Lee Rannals for redOrbit.com — Your Universe Online
Despite their size, sperm whales have proven themselves to be nothing to fear, as reports come in about a group adopting a handicapped dolphin into their community.
Scientists found a group of sperm whales near the Azores Islands, about 900 miles off the coast of Portugal, and an unlikely companion by their side: a dolphin with a spinal deformation.
Science Magazine reported two behavioral ecologists from the Leibniz Institute of Freshwater Ecology and Inland Fisheries in Germany watched the adult bottlenose dolphin with an S-shaped spine nuzzle and rub up against a group of sperm whales while they were traveling together.
The researchers said they had observed this behavior seven times over an eight-day period in 2011. They believe the relationship between the whales and dolphin has been a purely social one.

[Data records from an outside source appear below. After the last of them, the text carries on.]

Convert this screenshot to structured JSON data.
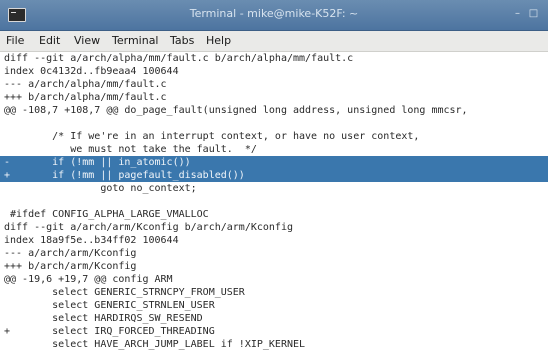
{
  "window": {
    "title": "Terminal - mike@mike-K52F: ~",
    "minimize_glyph": "–",
    "maximize_glyph": "□"
  },
  "menu": {
    "items": [
      "File",
      "Edit",
      "View",
      "Terminal",
      "Tabs",
      "Help"
    ]
  },
  "terminal": {
    "lines": [
      "diff --git a/arch/alpha/mm/fault.c b/arch/alpha/mm/fault.c",
      "index 0c4132d..fb9eaa4 100644",
      "--- a/arch/alpha/mm/fault.c",
      "+++ b/arch/alpha/mm/fault.c",
      "@@ -108,7 +108,7 @@ do_page_fault(unsigned long address, unsigned long mmcsr,",
      "",
      "        /* If we're in an interrupt context, or have no user context,",
      "           we must not take the fault.  */",
      "-       if (!mm || in_atomic())",
      "+       if (!mm || pagefault_disabled())",
      "                goto no_context;",
      "",
      " #ifdef CONFIG_ALPHA_LARGE_VMALLOC",
      "diff --git a/arch/arm/Kconfig b/arch/arm/Kconfig",
      "index 18a9f5e..b34ff02 100644",
      "--- a/arch/arm/Kconfig",
      "+++ b/arch/arm/Kconfig",
      "@@ -19,6 +19,7 @@ config ARM",
      "        select GENERIC_STRNCPY_FROM_USER",
      "        select GENERIC_STRNLEN_USER",
      "        select HARDIRQS_SW_RESEND",
      "+       select IRQ_FORCED_THREADING",
      "        select HAVE_ARCH_JUMP_LABEL if !XIP_KERNEL"
    ],
    "highlighted": [
      8,
      9
    ]
  },
  "colors": {
    "titlebar": "#4d74a0",
    "selection": "#3a77ad",
    "text": "#2a2a2a"
  }
}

According to the report, the dolphin’s condition made it an outcast to its pod, giving it a “low social status,” prompting it to seek the company of the whales.
“It really looked like they had accepted the dolphin for whatever reason,” Alexander Wilson, an ecologist who was snorkeling nearby, told Science Magazine. “They were being very sociable.”
He said sometimes individuals in the pod could be picked on, so it may be that this particular dolphin didn’t fit in with its own kind.
Wilson says this discovery shows sperm whales have a capacity for these types of relationships, implying they may sometimes benefit from them. Not only is the relationship odd, but cetacean ecologist Mónica Almeida e Silva of the University of the Azores in Portugal pointed out the two species do not have a good history with one another.
She told Science Magazine she has often seen bottlenose dolphins chasing and harassing whales and their calves.
“Why would sperm whales accept this animal in their group?” she told the magazine. “It’s really puzzling to me.”
Although unorthodox, this behavior is not the first time scientists have witnessed dolphins and whales getting along in this capacity. In 2008, a bottlenose dolphin known for playing with humans led two beached pygmy sperm whales back to safety after responding to their calls for help.
This find in 2008 led Justin Gregg of the Dolphin Communication Project to hypothesize to the BBC that perhaps pygmy sperm whale and dolphin have signals in common that allow them to communicate with one another.